Question

How do you prove that if a group `G` has no non-trivial subgroups, then it is finite of prime order?

Answer 1

Consider a group `G`.

It's known that `G` has no non-trivial subgroups.

For `G` to have a finite order, it must be a finite group.

Thus the only subgroups are, `G` itself and `{i}` where `i` is the identity element.

But, from Lagrange's theorem, order of any subgroup must divide the order of `G`.

If order of `G` be `o(G) = x` then of the subgroups of `G`, the orders are `x` and `1` only. (Because order of `{i}` is `1`)

Thus, order of `o(G) = x` has only two factors which are `1` and itself `x`.

Hence `x` is prime and `G` is a group of prime order and is finite.

Answer 2

The proposition is false, since the conditions hold for the group of one element.

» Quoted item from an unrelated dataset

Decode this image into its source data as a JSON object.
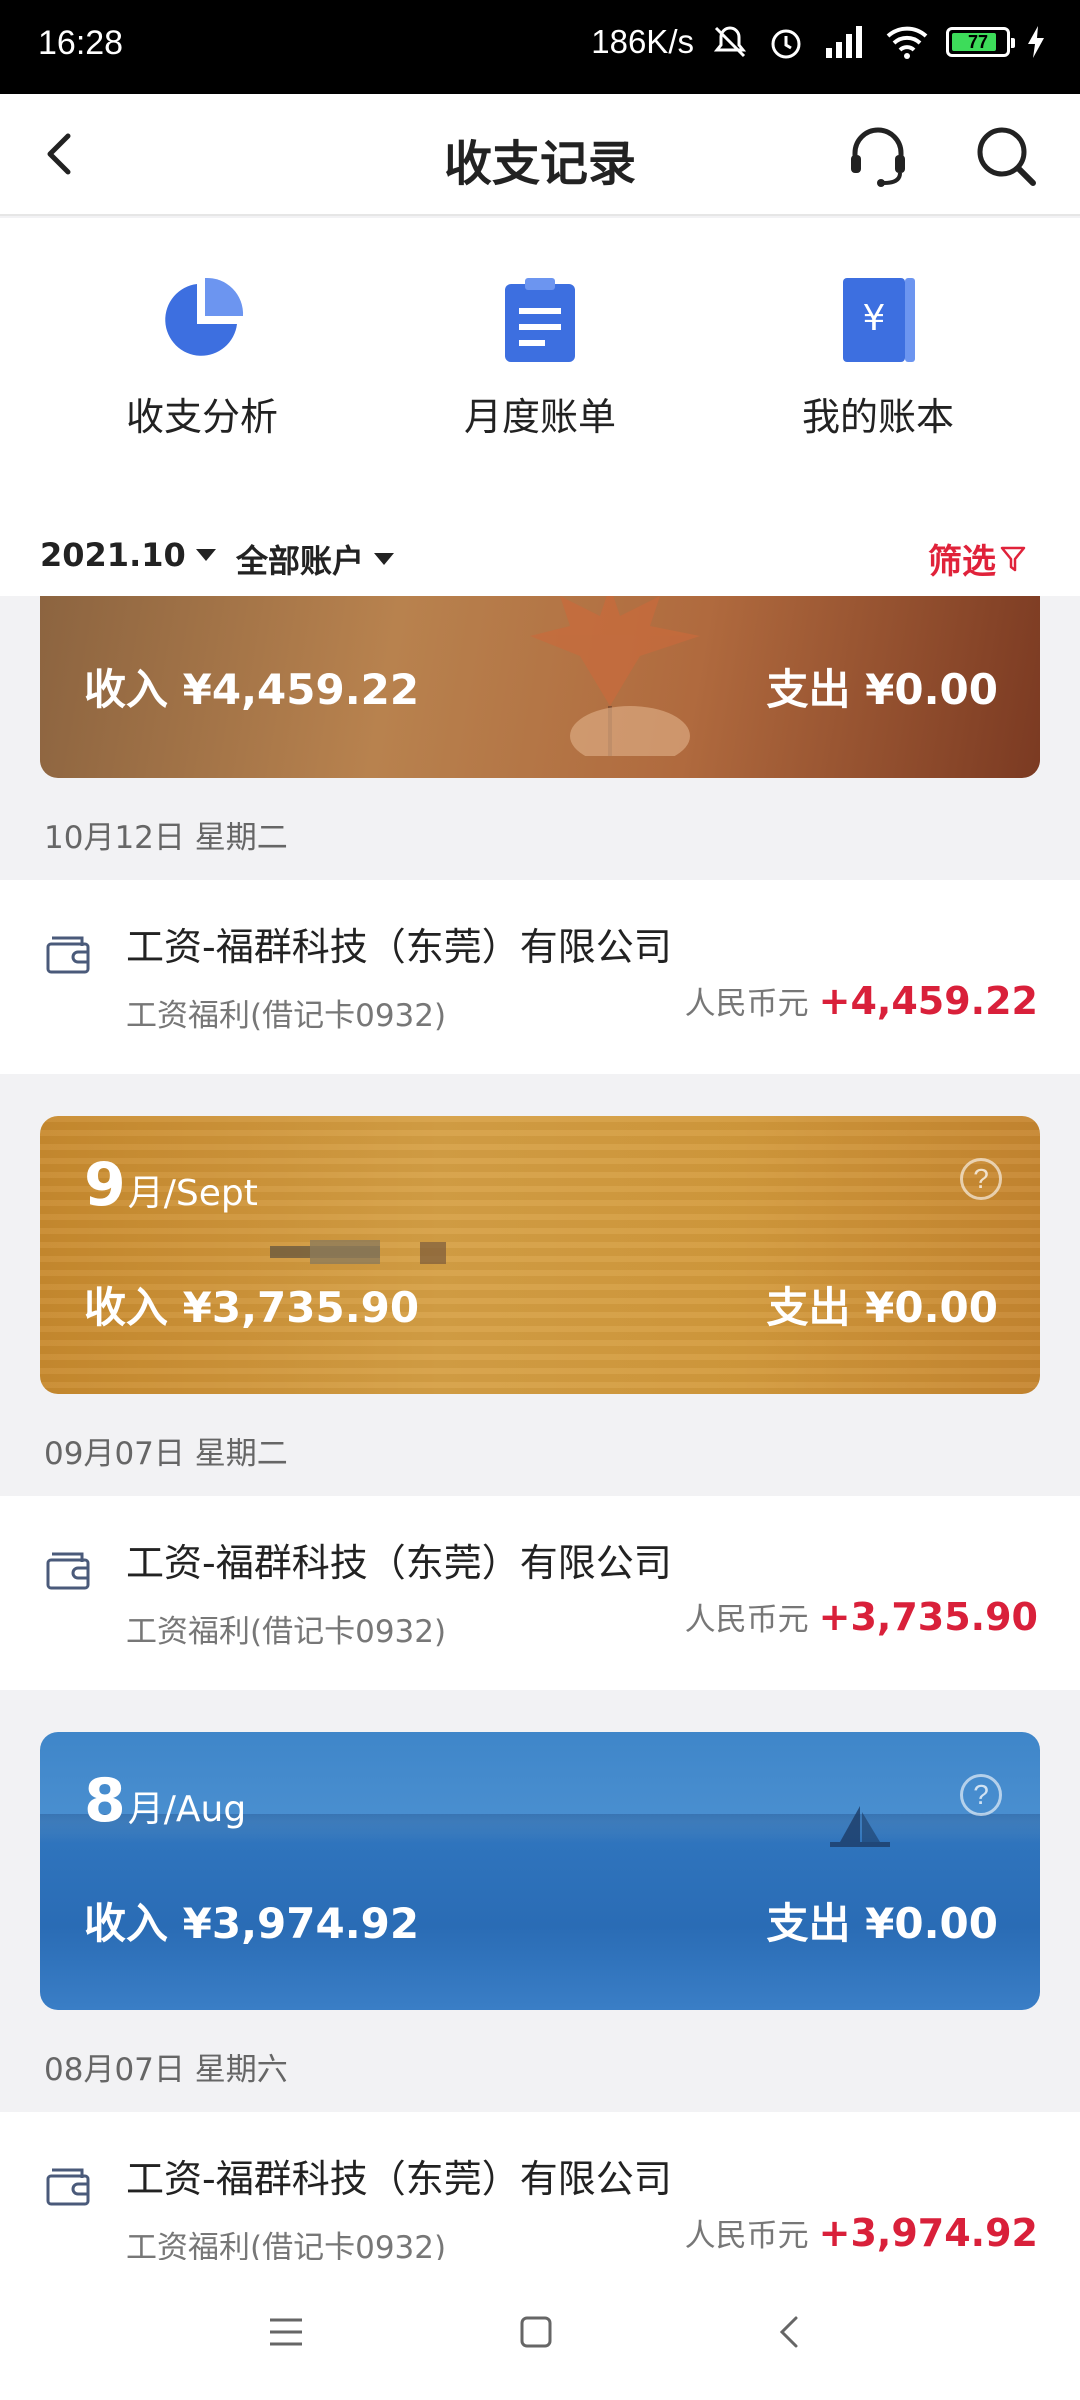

But if the group is non-trivial then it is isomorphic to `C_p` for some prime `p`.

Explanation:

The proposition is false in that the group of one element satisfies the condition of having no non-trivial subgroups, but has non-prime order.

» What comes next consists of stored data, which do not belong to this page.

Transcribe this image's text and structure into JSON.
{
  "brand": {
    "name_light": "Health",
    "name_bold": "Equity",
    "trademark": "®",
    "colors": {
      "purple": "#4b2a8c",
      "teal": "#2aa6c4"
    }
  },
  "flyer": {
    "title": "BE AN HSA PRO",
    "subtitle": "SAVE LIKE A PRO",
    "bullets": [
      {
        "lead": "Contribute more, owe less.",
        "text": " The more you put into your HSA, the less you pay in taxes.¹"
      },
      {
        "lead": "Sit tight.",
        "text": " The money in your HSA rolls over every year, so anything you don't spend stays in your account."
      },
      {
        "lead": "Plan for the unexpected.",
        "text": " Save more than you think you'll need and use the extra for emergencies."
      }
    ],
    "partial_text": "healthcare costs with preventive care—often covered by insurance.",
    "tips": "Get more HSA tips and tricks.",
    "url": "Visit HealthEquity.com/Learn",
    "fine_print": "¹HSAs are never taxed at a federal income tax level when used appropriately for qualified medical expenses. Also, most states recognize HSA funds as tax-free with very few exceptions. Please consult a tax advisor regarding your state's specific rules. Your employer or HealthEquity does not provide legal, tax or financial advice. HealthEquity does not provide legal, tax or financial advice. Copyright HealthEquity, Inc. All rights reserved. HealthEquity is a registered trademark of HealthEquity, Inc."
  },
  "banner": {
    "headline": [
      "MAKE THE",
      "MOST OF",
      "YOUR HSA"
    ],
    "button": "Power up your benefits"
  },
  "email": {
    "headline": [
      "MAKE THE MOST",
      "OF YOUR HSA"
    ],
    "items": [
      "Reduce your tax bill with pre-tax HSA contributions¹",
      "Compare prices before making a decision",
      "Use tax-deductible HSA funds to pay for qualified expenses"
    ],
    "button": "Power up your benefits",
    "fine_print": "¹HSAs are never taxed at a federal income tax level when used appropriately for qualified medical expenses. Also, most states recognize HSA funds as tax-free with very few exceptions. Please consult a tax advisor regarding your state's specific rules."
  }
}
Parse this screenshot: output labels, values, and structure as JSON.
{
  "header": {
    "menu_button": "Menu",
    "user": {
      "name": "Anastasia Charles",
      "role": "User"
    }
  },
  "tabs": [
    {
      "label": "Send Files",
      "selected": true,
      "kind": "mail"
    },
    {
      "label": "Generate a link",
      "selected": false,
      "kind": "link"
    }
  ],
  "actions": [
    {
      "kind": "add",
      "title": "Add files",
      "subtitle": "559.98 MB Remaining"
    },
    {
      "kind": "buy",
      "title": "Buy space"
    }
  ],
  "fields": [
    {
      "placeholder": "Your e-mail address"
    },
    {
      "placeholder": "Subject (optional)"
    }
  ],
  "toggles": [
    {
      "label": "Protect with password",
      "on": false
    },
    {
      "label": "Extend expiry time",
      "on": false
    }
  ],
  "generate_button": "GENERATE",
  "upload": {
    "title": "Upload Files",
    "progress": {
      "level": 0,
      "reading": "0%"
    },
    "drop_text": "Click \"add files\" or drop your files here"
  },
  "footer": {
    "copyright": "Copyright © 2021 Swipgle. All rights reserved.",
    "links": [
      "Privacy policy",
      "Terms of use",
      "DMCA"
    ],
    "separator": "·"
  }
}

If we strengthen the conditions to exclude the group with one element, then let `a` be any non-identity element.

The subgroup generated by `a` must be the whole group.

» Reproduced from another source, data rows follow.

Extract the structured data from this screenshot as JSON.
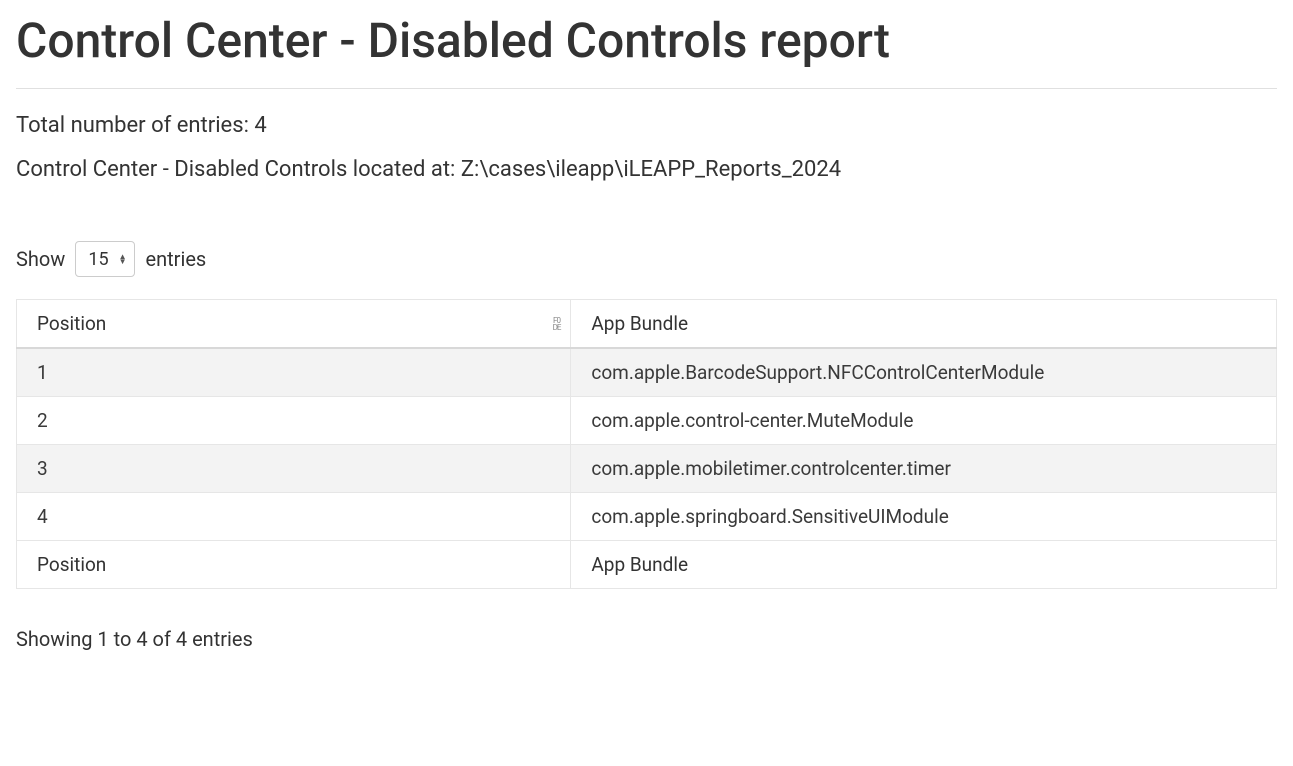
{
  "header": {
    "title": "Control Center - Disabled Controls report"
  },
  "summary": {
    "total_label": "Total number of entries: 4",
    "location_label": "Control Center - Disabled Controls located at: Z:\\cases\\ileapp\\iLEAPP_Reports_2024"
  },
  "length_control": {
    "show_label": "Show",
    "value": "15",
    "entries_label": "entries"
  },
  "table": {
    "columns": {
      "position": "Position",
      "app_bundle": "App Bundle"
    },
    "rows": [
      {
        "position": "1",
        "app_bundle": "com.apple.BarcodeSupport.NFCControlCenterModule"
      },
      {
        "position": "2",
        "app_bundle": "com.apple.control-center.MuteModule"
      },
      {
        "position": "3",
        "app_bundle": "com.apple.mobiletimer.controlcenter.timer"
      },
      {
        "position": "4",
        "app_bundle": "com.apple.springboard.SensitiveUIModule"
      }
    ],
    "footer": {
      "position": "Position",
      "app_bundle": "App Bundle"
    }
  },
  "info": {
    "showing": "Showing 1 to 4 of 4 entries"
  }
}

If there is no positive integer `n` for which `a^n = 1`, then the element `a^2` generates a proper subgroup, since `(a^2)^m = a` would imply that `a^(2m-1) = 1`. So `a^n = 1` for some positive integer `n`.

If `n` is composite then choose a factor `m` such that `1 < m < n`.

Then we find that `a^m` generates a subgroup of order `n/m`, contradicting the condition that the group have no non-trivial subgroups.

Hence `n` is prime and the group is isomorphic to `C_p` for some prime `p`.